Vanaf 2030 zijn alle nieuwe auto’s emissieloos1, voor een belangrijk deel zullen dat batterij-elektrische auto’s zijn. Die kunnen alleen rijden als de laadinfrastructuur op orde is. Om te zorgen dat er tijdig voldoende laadpunten zijn, is de Nationale Agenda Laadinfrastructuur (NAL) opgesteld, een bijlage van het nationale Klimaatakkoord.
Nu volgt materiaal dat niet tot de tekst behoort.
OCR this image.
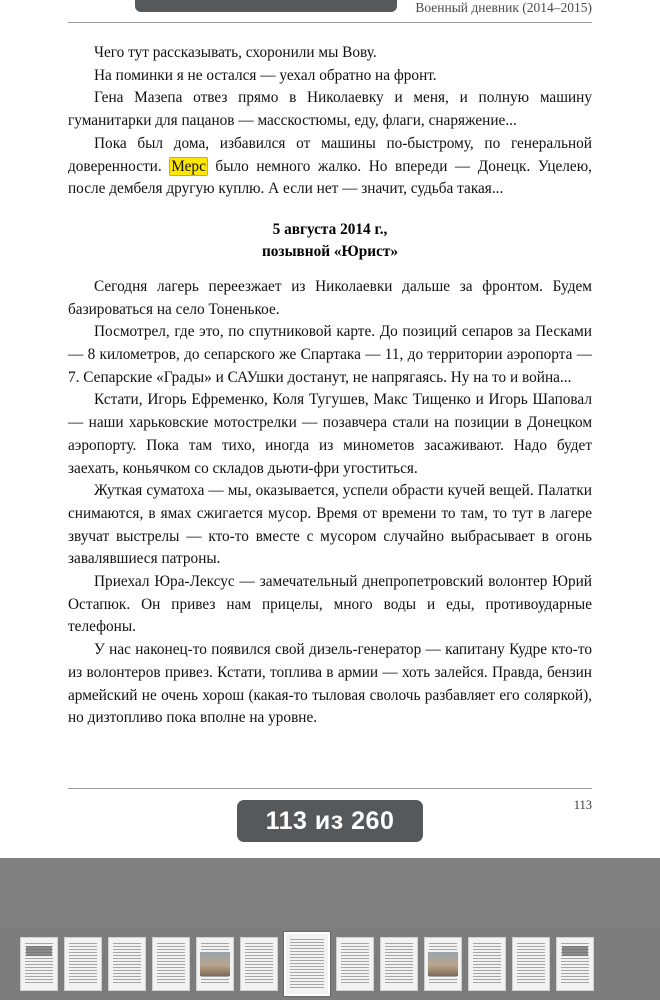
Военный дневник (2014–2015)

Чего тут рассказывать, схоронили мы Вову.

На поминки я не остался — уехал обратно на фронт.

Гена Мазепа отвез прямо в Николаевку и меня, и полную машину гуманитарки для пацанов — масскостюмы, еду, флаги, снаряжение...

Пока был дома, избавился от машины по-быстрому, по генеральной доверенности. Мерс было немного жалко. Но впереди — Донецк. Уцелею, после дембеля другую куплю. А если нет — значит, судьба такая...

5 августа 2014 г.,
позывной «Юрист»

Сегодня лагерь переезжает из Николаевки дальше за фронтом. Будем базироваться на село Тоненькое.

Посмотрел, где это, по спутниковой карте. До позиций сепаров за Песками — 8 километров, до сепарского же Спартака — 11, до территории аэропорта — 7. Сепарские «Грады» и САУшки достанут, не напрягаясь. Ну на то и война...

Кстати, Игорь Ефременко, Коля Тугушев, Макс Тищенко и Игорь Шаповал — наши харьковские мотострелки — позавчера стали на позиции в Донецком аэропорту. Пока там тихо, иногда из минометов засаживают. Надо будет заехать, коньячком со складов дьюти-фри угоститься.

Жуткая суматоха — мы, оказывается, успели обрасти кучей вещей. Палатки снимаются, в ямах сжигается мусор. Время от времени то там, то тут в лагере звучат выстрелы — кто-то вместе с мусором случайно выбрасывает в огонь завалявшиеся патроны.

Приехал Юра-Лексус — замечательный днепропетровский волонтер Юрий Остапюк. Он привез нам прицелы, много воды и еды, противоударные телефоны.

У нас наконец-то появился свой дизель-генератор — капитану Кудре кто-то из волонтеров привез. Кстати, топлива в армии — хоть залейся. Правда, бензин армейский не очень хорош (какая-то тыловая сволочь разбавляет его соляркой), но дизтопливо пока вполне на уровне.

113
113 из 260
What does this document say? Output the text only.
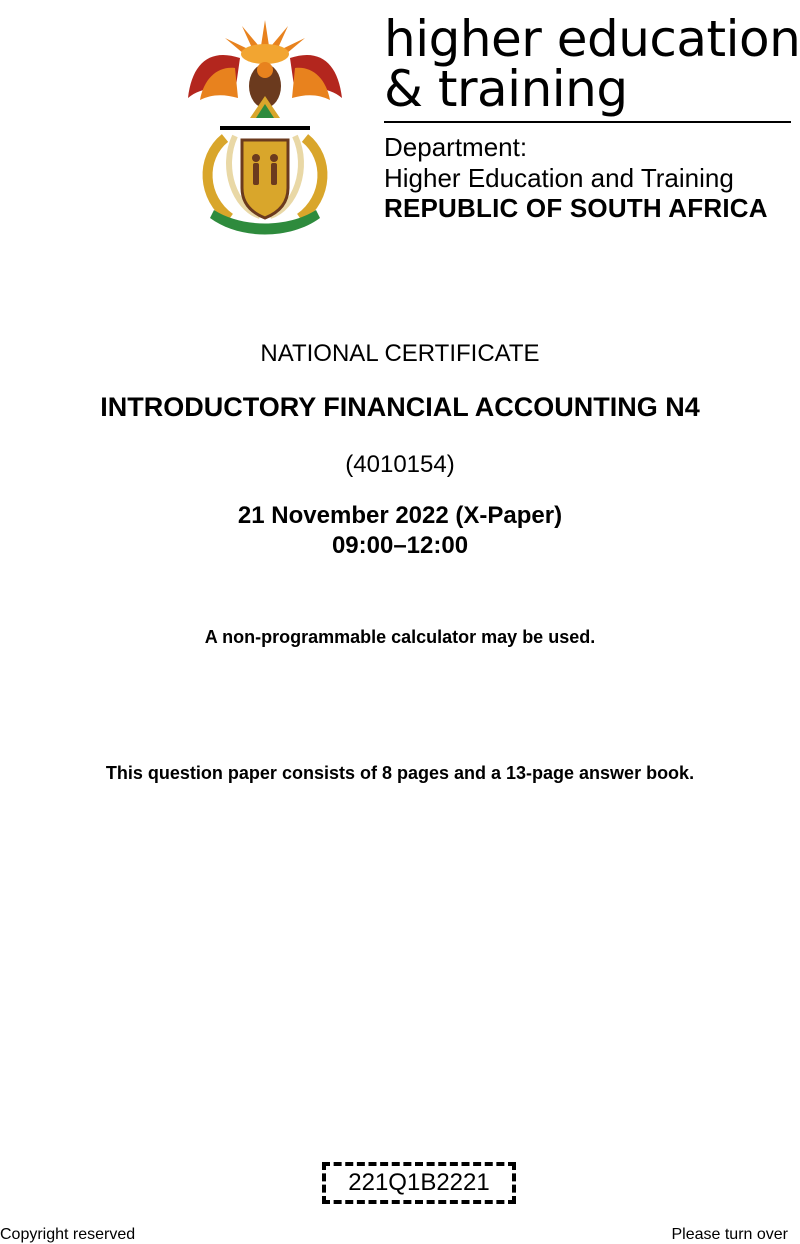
higher education
& training
Department:
Higher Education and Training
REPUBLIC OF SOUTH AFRICA
NATIONAL CERTIFICATE
INTRODUCTORY FINANCIAL ACCOUNTING N4
(4010154)
21 November 2022 (X-Paper)
09:00–12:00
A non-programmable calculator may be used.
This question paper consists of 8 pages and a 13-page answer book.
221Q1B2221
Copyright reserved	Please turn over
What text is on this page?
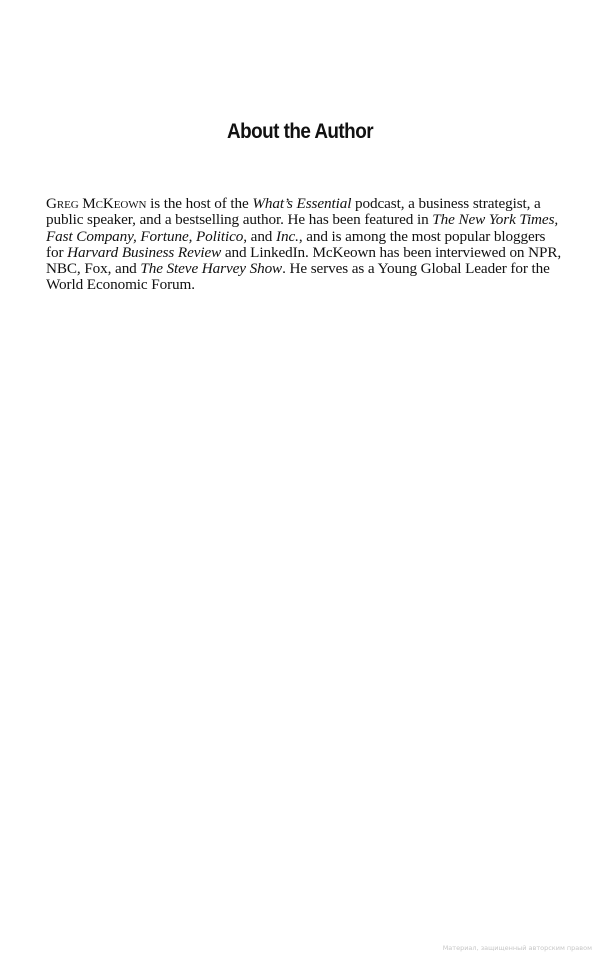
About the Author

Greg McKeown is the host of the What’s Essential podcast, a business strategist, a public speaker, and a bestselling author. He has been featured in The New York Times, Fast Company, Fortune, Politico, and Inc., and is among the most popular bloggers for Harvard Business Review and LinkedIn. McKeown has been interviewed on NPR, NBC, Fox, and The Steve Harvey Show. He serves as a Young Global Leader for the World Economic Forum.

Материал, защищенный авторским правом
Een van de afspraken is dat gemeenten zorgen voor een integrale laadvisie en plaatsingsbeleid. Voor gemeente Scherpenzeel geeft deze integrale laadvisie de komende jaren richting aan de ontwikkeling van een dekkend, toegankelijk, betaalbaar, en veilig netwerk van laadinfrastructuur voor alle elektrische voertuigen. Deze visie dient daarmee als basis om de plannen rondom de uitvoering en uitrol van laadinfra mee op te kunnen stellen.

 

1.2 Opgave

Met ongeveer 28 publieke en enkele private laadpunten2 in gemeente Scherpenzeel zijn de eerste stappen gezet. Maar we staan pas aan het begin van de transitie naar elektrisch vervoer. De verwachting is dat het aantal elektrische voertuigen op de weg de komende jaren fors gaat groeien, mede doordat er steeds meer betaalbare modellen beschikbaar zijn. Dit geldt voor personenauto’s én voor commerciële voertuigen, zoals bestelwagens.

 

De groei in het aantal laadpunten heeft een grote impact op het elektriciteitsnet en het beslag op de openbare ruimte. Belangrijk is dat de laadpunten zorgvuldig en tijdig worden ingepast. Ook moeten we keuzes maken in het type laadpunten dat we gaan plaatsen. Er zijn namelijk verschillende manieren om de laadbehoefte van EV-rijders op te lossen: bijvoorbeeld door reguliere laadpalen te plaatsen, door laadpleinen te realiseren of door snelladers een plek te geven. Deze laadoplossingen krijgen voor een deel een plek in de publieke ruimte, bijvoorbeeld voor inwoners die geen eigen oprit hebben of voor bezoekers aan onze gemeente. Een ander deel van de laadpunten krijgt plek in de private ruimte, bijvoorbeeld op bedrijventerreinen.

 

1.3 Doel en scope integrale laadvisie

Het doel van deze integrale laadvisie is om een strategie te bepalen waarmee tijdig een passende laadinfrastructuur voor alle elektrische voertuigen wordt gerealiseerd. Dit is belangrijk om de mobiliteit te verduurzamen en de CO2-uitstoot te verminderen.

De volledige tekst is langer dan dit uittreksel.